Comment Javier Sinay,  écrivain argentin, a retrouvé sa famille?

( JTA ) — Le 9 juin 2009, le père de Javier Sinay lui a envoyé un e-mail avec pour objet « Votre arrière-grand-père ». L’e-mail était lié à une traduction espagnole d’un article écrit en 1947 par Mijel Hacohen Sinay.

« Les premières victimes mortelles à Moises Ville » détaillait une série de meurtres survenus dans ce village, la première communauté juive rurale d’Argentine, entre 1889 et 1906. Toutes les victimes étaient des immigrants juifs récents, assassinés par des gauchos itinérants qui profitaient de leur vulnérabilité. .

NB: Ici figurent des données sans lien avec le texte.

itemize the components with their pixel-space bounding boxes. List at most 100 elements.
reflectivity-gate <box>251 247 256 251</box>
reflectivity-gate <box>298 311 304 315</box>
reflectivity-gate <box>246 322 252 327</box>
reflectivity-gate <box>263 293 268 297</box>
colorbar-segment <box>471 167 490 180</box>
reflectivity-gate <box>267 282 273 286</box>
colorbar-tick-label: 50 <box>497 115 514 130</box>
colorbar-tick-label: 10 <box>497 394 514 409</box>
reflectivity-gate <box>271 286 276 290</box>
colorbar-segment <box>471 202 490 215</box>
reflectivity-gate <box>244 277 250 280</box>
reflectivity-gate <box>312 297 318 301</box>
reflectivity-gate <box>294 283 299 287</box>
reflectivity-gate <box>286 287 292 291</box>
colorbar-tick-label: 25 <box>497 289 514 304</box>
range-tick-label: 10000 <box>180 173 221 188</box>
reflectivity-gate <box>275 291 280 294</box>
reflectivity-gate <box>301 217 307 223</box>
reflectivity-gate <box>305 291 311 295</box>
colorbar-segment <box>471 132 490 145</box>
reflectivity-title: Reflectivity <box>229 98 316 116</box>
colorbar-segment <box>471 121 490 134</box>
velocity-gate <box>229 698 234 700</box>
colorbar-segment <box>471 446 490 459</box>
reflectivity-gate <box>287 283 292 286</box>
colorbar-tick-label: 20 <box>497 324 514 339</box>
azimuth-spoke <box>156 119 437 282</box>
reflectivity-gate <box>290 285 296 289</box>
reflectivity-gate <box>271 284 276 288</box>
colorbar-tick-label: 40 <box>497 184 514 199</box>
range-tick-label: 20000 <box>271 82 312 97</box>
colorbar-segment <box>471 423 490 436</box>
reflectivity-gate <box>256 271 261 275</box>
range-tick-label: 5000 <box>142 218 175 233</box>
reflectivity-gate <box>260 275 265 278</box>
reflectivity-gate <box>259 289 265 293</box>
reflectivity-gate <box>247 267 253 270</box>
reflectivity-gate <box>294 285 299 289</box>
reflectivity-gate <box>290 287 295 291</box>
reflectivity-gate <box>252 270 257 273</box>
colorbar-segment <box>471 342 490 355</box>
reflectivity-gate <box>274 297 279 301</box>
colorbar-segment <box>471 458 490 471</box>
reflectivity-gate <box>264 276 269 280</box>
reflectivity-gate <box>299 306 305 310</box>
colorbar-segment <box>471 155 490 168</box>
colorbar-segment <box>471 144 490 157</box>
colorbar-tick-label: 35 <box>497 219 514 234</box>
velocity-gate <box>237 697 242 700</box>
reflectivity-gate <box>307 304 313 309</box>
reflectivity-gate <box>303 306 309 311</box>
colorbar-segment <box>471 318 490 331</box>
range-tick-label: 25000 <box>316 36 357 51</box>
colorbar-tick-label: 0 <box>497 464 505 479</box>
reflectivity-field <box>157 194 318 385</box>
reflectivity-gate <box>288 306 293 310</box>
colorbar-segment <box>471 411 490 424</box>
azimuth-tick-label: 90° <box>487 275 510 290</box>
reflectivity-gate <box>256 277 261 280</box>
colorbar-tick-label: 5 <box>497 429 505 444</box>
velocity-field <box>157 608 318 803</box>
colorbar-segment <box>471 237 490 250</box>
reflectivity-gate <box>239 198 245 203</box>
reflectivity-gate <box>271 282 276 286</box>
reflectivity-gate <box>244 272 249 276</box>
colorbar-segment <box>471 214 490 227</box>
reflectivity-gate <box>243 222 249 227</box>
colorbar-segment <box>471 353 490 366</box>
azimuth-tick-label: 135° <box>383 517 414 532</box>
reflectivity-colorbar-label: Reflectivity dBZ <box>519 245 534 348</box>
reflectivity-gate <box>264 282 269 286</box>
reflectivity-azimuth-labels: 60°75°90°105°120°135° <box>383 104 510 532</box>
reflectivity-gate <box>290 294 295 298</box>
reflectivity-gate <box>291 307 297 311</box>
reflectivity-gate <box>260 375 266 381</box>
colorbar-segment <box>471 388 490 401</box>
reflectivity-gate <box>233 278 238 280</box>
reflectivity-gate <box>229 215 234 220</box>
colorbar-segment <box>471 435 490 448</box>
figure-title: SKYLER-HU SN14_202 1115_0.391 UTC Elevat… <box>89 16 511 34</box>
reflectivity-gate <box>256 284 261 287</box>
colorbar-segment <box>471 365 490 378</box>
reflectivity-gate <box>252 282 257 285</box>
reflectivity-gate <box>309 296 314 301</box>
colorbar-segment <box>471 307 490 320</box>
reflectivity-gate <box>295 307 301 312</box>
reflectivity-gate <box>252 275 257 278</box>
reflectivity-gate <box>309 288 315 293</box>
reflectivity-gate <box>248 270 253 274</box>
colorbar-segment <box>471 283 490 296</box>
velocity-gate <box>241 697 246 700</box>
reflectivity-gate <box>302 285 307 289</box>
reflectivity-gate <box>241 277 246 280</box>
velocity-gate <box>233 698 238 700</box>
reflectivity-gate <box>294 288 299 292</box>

« La lecture de cet article a soulevé de nombreuses questions », a expliqué Sinay, un journaliste d’investigation de Buenos Aires, dans une interview accordée à la Jewish Telegraphic Agency à New York lors de sa récente présentation de livres. « Pourquoi mon arrière-grand-père a-t-il rapporté des meurtres commis un demi-siècle plus tôt ? Qui étaient les personnes assassinées ? Et pourquoi? »

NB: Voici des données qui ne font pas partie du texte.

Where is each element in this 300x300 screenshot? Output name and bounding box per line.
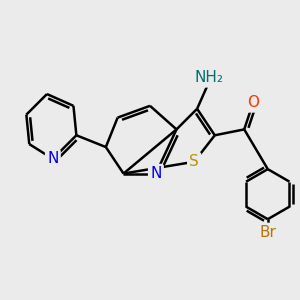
Text: O: O — [247, 95, 259, 110]
Text: Br: Br — [259, 225, 276, 240]
Text: NH₂: NH₂ — [194, 70, 224, 86]
Text: N: N — [150, 166, 162, 181]
Text: S: S — [189, 154, 199, 169]
Text: N: N — [47, 151, 58, 166]
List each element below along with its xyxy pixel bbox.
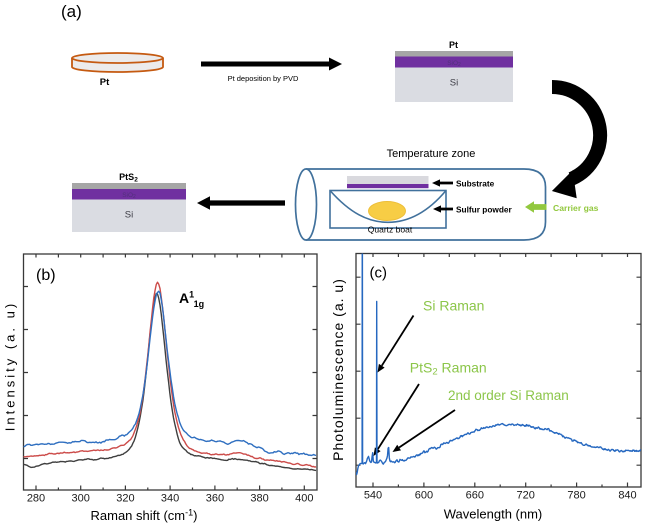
svg-text:(c): (c) [370,265,388,282]
svg-text:Substrate: Substrate [456,179,495,189]
svg-text:Temperature zone: Temperature zone [387,148,476,160]
svg-text:Intensity (a. u): Intensity (a. u) [3,301,18,431]
svg-text:300: 300 [72,493,90,505]
svg-text:Sulfur powder: Sulfur powder [456,205,513,215]
svg-text:PtS2: PtS2 [119,172,138,184]
svg-text:Pt: Pt [100,77,110,88]
svg-text:SiO2: SiO2 [447,60,461,68]
svg-text:Quartz boat: Quartz boat [368,225,413,235]
svg-text:SiO2: SiO2 [122,192,136,200]
svg-text:540: 540 [364,490,382,502]
svg-text:320: 320 [116,493,134,505]
svg-text:Si: Si [450,78,458,89]
svg-text:660: 660 [466,490,484,502]
svg-text:Wavelength (nm): Wavelength (nm) [444,507,543,522]
svg-text:(a): (a) [61,2,82,21]
svg-text:400: 400 [295,493,313,505]
svg-text:780: 780 [567,490,585,502]
svg-text:Photoluminescence (a. u): Photoluminescence (a. u) [330,278,346,461]
svg-text:360: 360 [206,493,224,505]
svg-text:Si Raman: Si Raman [423,298,484,314]
svg-text:2nd order Si Raman: 2nd order Si Raman [448,388,569,403]
svg-text:Pt: Pt [449,40,458,50]
svg-text:720: 720 [517,490,535,502]
svg-text:Si: Si [125,210,133,221]
svg-text:Raman shift (cm-1): Raman shift (cm-1) [91,508,198,524]
svg-text:Carrier gas: Carrier gas [553,203,599,213]
svg-text:840: 840 [618,490,636,502]
svg-text:Pt deposition by PVD: Pt deposition by PVD [228,74,299,83]
svg-text:PtS2 Raman: PtS2 Raman [410,360,487,378]
svg-text:280: 280 [27,493,45,505]
svg-text:340: 340 [161,493,179,505]
svg-text:(b): (b) [36,267,56,284]
svg-text:380: 380 [250,493,268,505]
svg-text:600: 600 [415,490,433,502]
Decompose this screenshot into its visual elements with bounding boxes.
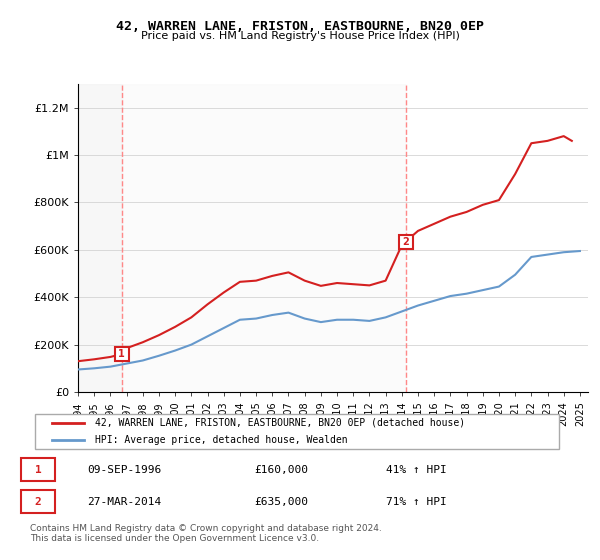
Text: 2: 2 [35,497,41,507]
Text: 41% ↑ HPI: 41% ↑ HPI [386,465,447,475]
Text: 27-MAR-2014: 27-MAR-2014 [87,497,161,507]
Text: 2: 2 [403,236,409,246]
Text: 42, WARREN LANE, FRISTON, EASTBOURNE, BN20 0EP: 42, WARREN LANE, FRISTON, EASTBOURNE, BN… [116,20,484,32]
Text: Contains HM Land Registry data © Crown copyright and database right 2024.
This d: Contains HM Land Registry data © Crown c… [30,524,382,543]
FancyBboxPatch shape [20,491,55,514]
Text: 71% ↑ HPI: 71% ↑ HPI [386,497,447,507]
Text: 1: 1 [118,349,125,359]
Text: 42, WARREN LANE, FRISTON, EASTBOURNE, BN20 0EP (detached house): 42, WARREN LANE, FRISTON, EASTBOURNE, BN… [95,418,465,428]
Text: £160,000: £160,000 [254,465,308,475]
Text: 09-SEP-1996: 09-SEP-1996 [87,465,161,475]
Text: 1: 1 [35,465,41,475]
Bar [122,84,406,392]
FancyBboxPatch shape [20,458,55,481]
Text: £635,000: £635,000 [254,497,308,507]
FancyBboxPatch shape [35,414,559,449]
Text: HPI: Average price, detached house, Wealden: HPI: Average price, detached house, Weal… [95,435,347,445]
Text: Price paid vs. HM Land Registry's House Price Index (HPI): Price paid vs. HM Land Registry's House … [140,31,460,41]
Bar [78,84,122,392]
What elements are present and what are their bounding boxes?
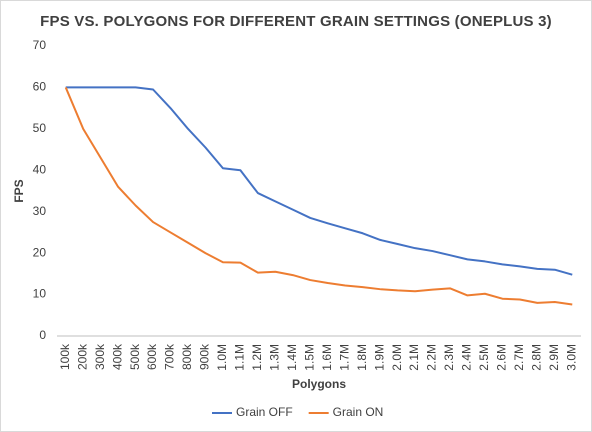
- y-tick-label: 60: [33, 80, 47, 94]
- y-axis-title: FPS: [12, 179, 26, 202]
- y-tick-label: 40: [33, 162, 47, 176]
- x-tick-label: 1.1M: [233, 344, 247, 371]
- x-tick-label: 2.8M: [530, 344, 544, 371]
- x-tick-label: 1.9M: [372, 344, 386, 371]
- x-tick-label: 1.0M: [215, 344, 229, 371]
- x-tick-label: 1.4M: [285, 344, 299, 371]
- x-tick-label: 1.7M: [337, 344, 351, 371]
- y-tick-label: 50: [33, 121, 47, 135]
- x-tick-label: 1.8M: [355, 344, 369, 371]
- x-tick-label: 1.3M: [268, 344, 282, 371]
- x-tick-label: 500k: [128, 343, 142, 370]
- legend-label: Grain OFF: [236, 405, 293, 419]
- x-tick-label: 1.6M: [320, 344, 334, 371]
- x-tick-label: 2.6M: [495, 344, 509, 371]
- x-tick-label: 2.5M: [477, 344, 491, 371]
- series-line: [64, 87, 573, 306]
- x-tick-label: 2.7M: [512, 344, 526, 371]
- y-tick-label: 10: [33, 287, 47, 301]
- x-tick-label: 1.5M: [302, 344, 316, 371]
- x-tick-label: 2.3M: [442, 344, 456, 371]
- chart-title: FPS VS. POLYGONS FOR DIFFERENT GRAIN SET…: [40, 13, 552, 30]
- y-tick-label: 70: [33, 38, 47, 52]
- x-tick-label: 400k: [110, 343, 124, 370]
- legend-label: Grain ON: [333, 405, 384, 419]
- y-tick-label: 30: [33, 204, 47, 218]
- series-line: [65, 86, 573, 276]
- x-tick-label: 2.9M: [547, 344, 561, 371]
- x-tick-label: 3.0M: [564, 344, 578, 371]
- x-tick-label: 200k: [75, 343, 89, 370]
- x-tick-label: 2.2M: [425, 344, 439, 371]
- x-tick-label: 700k: [163, 343, 177, 370]
- y-tick-label: 0: [39, 328, 46, 342]
- y-tick-label: 20: [33, 245, 47, 259]
- x-tick-label: 800k: [180, 343, 194, 370]
- x-axis-title: Polygons: [292, 377, 346, 391]
- x-tick-label: 2.0M: [390, 344, 404, 371]
- x-tick-label: 2.1M: [407, 344, 421, 371]
- x-tick-label: 600k: [145, 343, 159, 370]
- x-tick-label: 300k: [93, 343, 107, 370]
- x-tick-label: 100k: [58, 343, 72, 370]
- x-tick-label: 1.2M: [250, 344, 264, 371]
- x-tick-label: 2.4M: [460, 344, 474, 371]
- x-tick-label: 900k: [198, 343, 212, 370]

Une question en amenant une autre, et par conséquent Sinay a commencé sa propre enquête, une enquête qui s’est transformée en quelque chose de beaucoup plus grand et plus profond.

 

Le résultat est « Les meurtres de Moises Ville », un livre qui va au-delà du vrai crime pour devenir une histoire de la migration juive en Argentine, ainsi qu’un récit de voyage des visites de Sinay à Moises Ville, retraçant ses propres racines familiales. Succès surprise en Argentine, le livre a connu trois tirages et a lancé un débat national sur la mémoire collective dans une société qui préfère souvent enterrer le passé. Il a été publié plus tôt cette année en anglais par Restless Books.

Le village de Moises Ville, où les meurtres ont eu lieu, est situé à environ 550 km au nord de la capitale argentine Buenos Aires. Pour les juifs argentins, c’est un lieu mythique, auquel ils attachent des sentiments de nostalgie comme ceux que les juifs américains ressentent pour le Lower East Side de Manhattan. Cependant, comme le souligne Sinay, « son histoire est unique puisque l’Argentine a la seule communauté juive qui a commencé comme une communauté agricole ».

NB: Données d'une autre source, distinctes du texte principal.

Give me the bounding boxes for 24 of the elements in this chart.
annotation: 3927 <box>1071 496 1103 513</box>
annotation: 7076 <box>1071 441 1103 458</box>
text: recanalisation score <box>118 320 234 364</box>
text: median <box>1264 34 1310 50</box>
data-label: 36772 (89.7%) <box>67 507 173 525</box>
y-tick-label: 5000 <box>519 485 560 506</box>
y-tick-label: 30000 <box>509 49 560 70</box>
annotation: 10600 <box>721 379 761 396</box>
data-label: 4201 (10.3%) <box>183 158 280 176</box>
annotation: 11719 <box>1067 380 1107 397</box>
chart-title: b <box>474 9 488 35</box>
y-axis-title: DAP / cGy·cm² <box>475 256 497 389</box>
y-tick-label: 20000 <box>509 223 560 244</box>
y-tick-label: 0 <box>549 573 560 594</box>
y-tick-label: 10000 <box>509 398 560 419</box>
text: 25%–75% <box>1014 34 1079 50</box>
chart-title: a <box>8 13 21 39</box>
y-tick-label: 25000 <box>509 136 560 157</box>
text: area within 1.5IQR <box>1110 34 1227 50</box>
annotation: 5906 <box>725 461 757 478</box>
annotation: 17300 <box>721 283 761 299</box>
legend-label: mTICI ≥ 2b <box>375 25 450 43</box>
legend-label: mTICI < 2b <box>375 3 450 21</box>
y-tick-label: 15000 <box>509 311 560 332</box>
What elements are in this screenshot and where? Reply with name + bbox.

Fuyant la pauvreté et les pogroms, des centaines de milliers de Juifs ont quitté la Russie tsariste à la fin du XIXe siècle. Le philanthrope munichois Baron Moritz von Hirsch a fondé l’Association de colonisation juive, qui a facilité leur réinstallation en Amérique latine selon la théorie selon laquelle les Juifs qui vivaient dans de petits shtetls trouveraient plus facile de devenir agriculteurs dans le Nouveau Monde que de se réinstaller dans les zones urbaines. Cependant, comme le dit l’éditeur de livres, « comme l’homonyme prophétique de leur ville, ces immigrants ont fui une forme de persécution pour rencontrer un ensemble différent de difficultés : l’exploitation des prix des terres, la famine, la maladie [et] les barrières linguistiques ».

Les premiers habitants de Moises Ville étaient un groupe de familles de Bessarabie et de la région de Podolie dans l’Ukraine d’aujourd’hui. Le village deviendra bientôt le centre culturel de la vie juive en Argentine. Parmi les fondateurs figuraient l’arrière-grand-père de Sinay, Mijel Hacohen Sinay, arrivé en 1894, et Alberto Gerchunoff, qui publiera en 1910 « Los Gauchos Judios » (« Les Cowboys juifs »), un recueil de nouvelles se déroulant dans un village inspiré par Moises Ville. Le livre de Gerchunoff est considéré comme la première pièce littéraire latino-américaine axée sur l’immigration juive vers le Nouveau Monde.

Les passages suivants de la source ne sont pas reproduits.